Assim, o Corinthians investiu e anunciou a contratação de Dorival Júnior no fim de abril . O contrato do treinador com o clube do Parque São Jorge tem duração até 31 de dezembro de 2026.
Cléber Xavier, vale lembrar, foi braço direito de Tite por muitos anos e só deixou sua comissão técnica em 2024 para tentar a carreira como técnico. Sua atual equipe é composta, inclusive, por membros que estavam na Seleção Brasileira com Tite, como Matheus Bachi, filho e ex-auxiliar do treinador. No Santos, são duas vitórias, dois empates e quatro derrotas em oito jogos até aqui.
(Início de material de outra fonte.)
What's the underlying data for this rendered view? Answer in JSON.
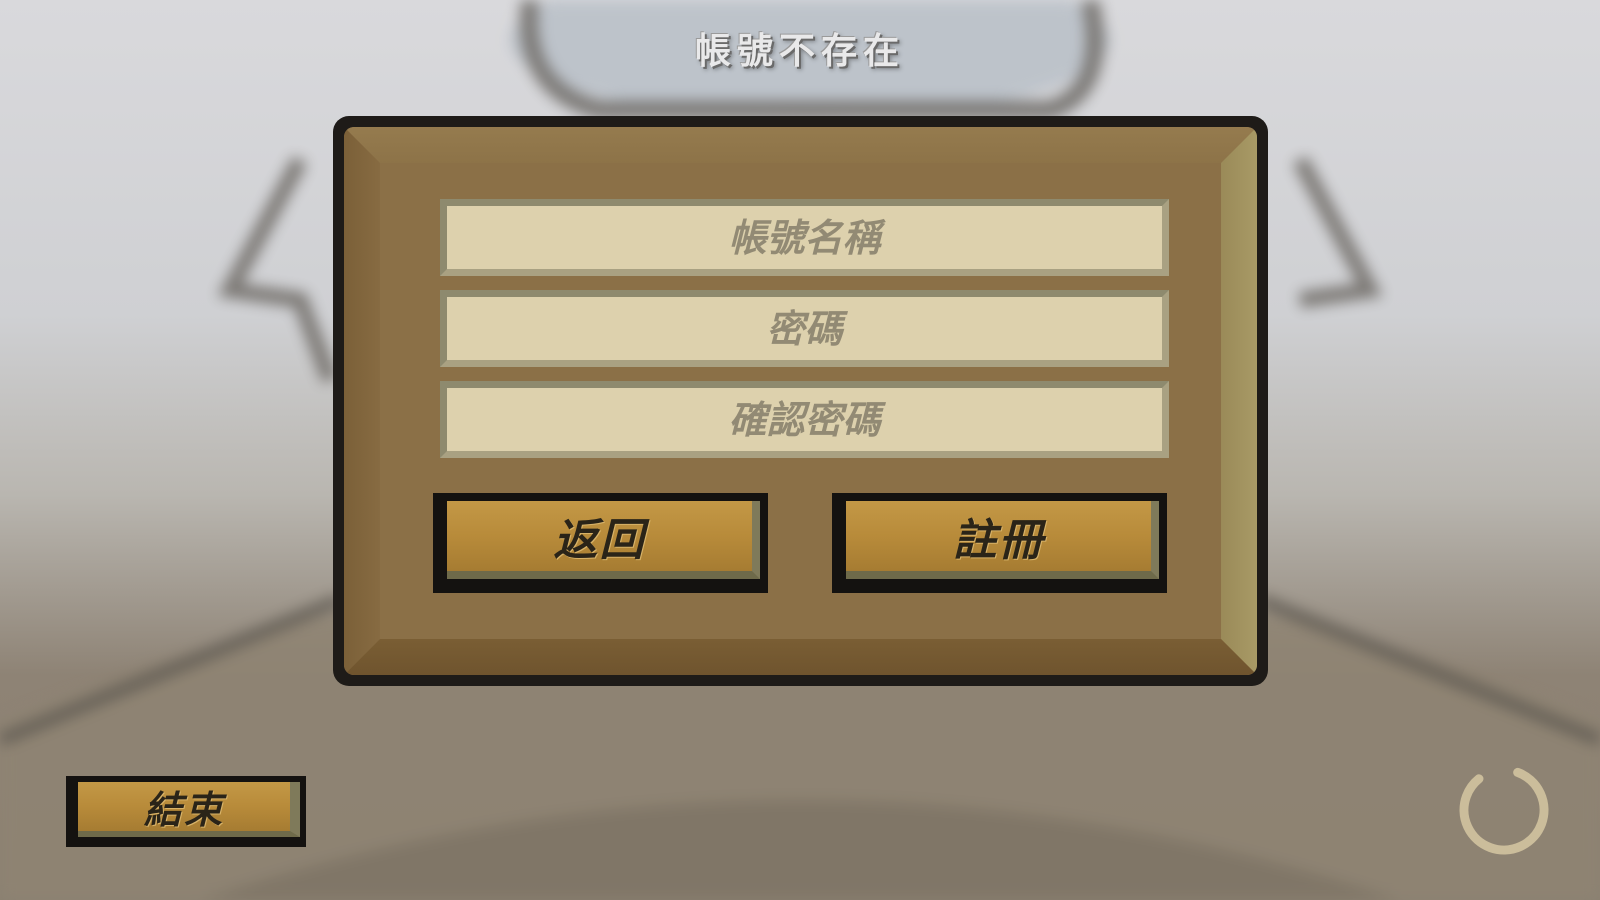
{
  "status_message": "帳號不存在",
  "form": {
    "account_name_placeholder": "帳號名稱",
    "password_placeholder": "密碼",
    "confirm_password_placeholder": "確認密碼",
    "back_label": "返回",
    "register_label": "註冊"
  },
  "footer": {
    "exit_label": "結束"
  },
  "icons": {
    "loading": "loading-spinner-icon"
  },
  "colors": {
    "panel": "#8b7047",
    "field": "#ddd1ad",
    "button": "#b88b3a",
    "frame": "#1e1b18"
  }
}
Tite acumula três passagens no Corinthians: a primeira em 2004; depois entre 2010 e 2013; e a mais recente de 2015 a 2016, quando deixou o Parque São Jorge para comandar a Seleção Brasileira. Nesses três períodos, acumulou 378 jogos à frente do clube, com 196 vitórias, 110 empates e 72 derrotas (62% de aproveitamento), além de 536 gols marcados e 248 sofridos. Os dados culminaram nas conquistas dos Campeonatos Brasileiros de 2011 e 2015, o Paulista de 2013, a Recopa Sul-Americana de 2013, a Libertadores de 2012 e o Mundial de 2012. Sagrando-se, assim, como um dos maiores técnicos da história do Timão.